Saturday, August 6, 2011

ELEGY FOR APRIL: BENJAMIN BLACK

Benjamin Black is the pen name for Booker Prize Winning author John Bannville, whom I have read before.  I heard that he wrote mysteries but didn't think much about it till I came across a couple of recommendations on line.  I really like his writing in this text, so interesting and imaginative, especially the descriptions of people, feelings, and places.  It puts the pot boiler, once a year, best selling writers to shame.  And you realize you read them mostly for plots, not for the writing and insight into the complications of human character, as well as I new way of seeing the world, especially the simple things like a moon, as he says, 'hoisted' in the sky, a lovely verb.  For another example, the major character, Quirke, a reforming alcoholic, in despair, finally downs his first whiskey describing it as such: "The bar man brought the whiskey, and Quirke drank off half of it in one swallow.  The feeling of it spreading through his chest made him think of a small, many branched tree bursting slowly into hot, bright flames."  If anyone remembers the first time they had a shot of whiskey, this description is perfect.  And the book continues in this way, with one interesting analogy or metaphor after another.

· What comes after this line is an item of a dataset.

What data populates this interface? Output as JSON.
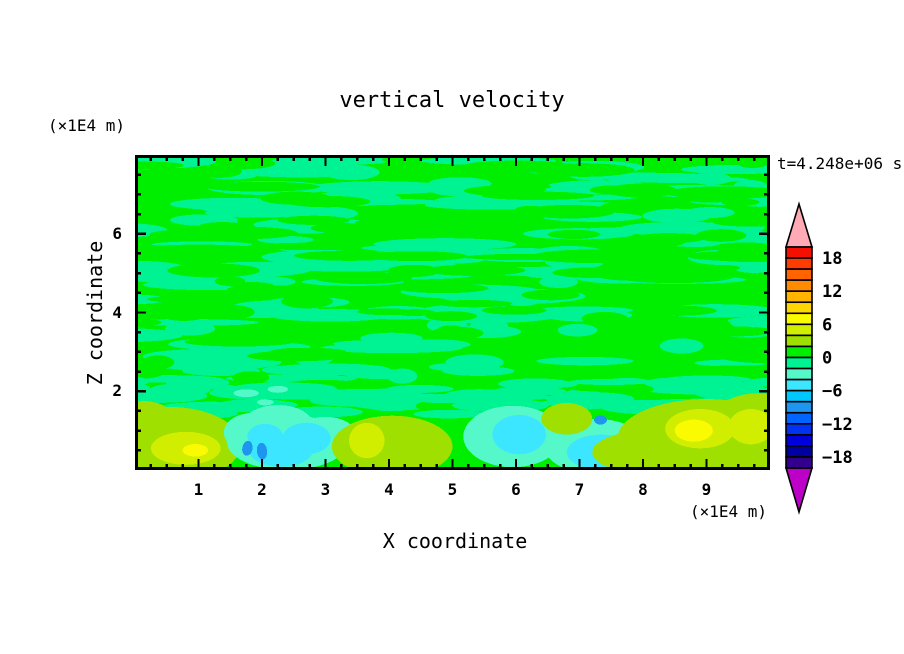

The story revolves around Quirke, a coroner, his daughter Phoebe, though he allowed her to think she was his step brother's daughter until she discovered the truth...Quirke was her father.  The impetus of the story stems from the disappearance of Phoebe's friend, April Latimer, daughter of a grand family, though seemingly the black sheep.  In the quest to find out what happened, we meet Phoebe's friends, Quirke finds love(sort of), with one of them, and we come across the competent Inspector Hackett, an old friend of Quirke, and a potpourri of Phoebe's friends, all interesting in their own way.  Qurike is at the center, trying to escape from himself, or so he says, with drink, at first, hopefully later with Isabella, his daughter's friend.  Phoebe learns the hard way how little she knows about her friends, that we can not really know anyone, not even ourselves, much to her dismay and though she's less innocent at the end, she seems destined to always be disappointed.  This is worth reading for the language and writing alone if not the story, though it pulled me along quite nicely.  I am going to find the next one.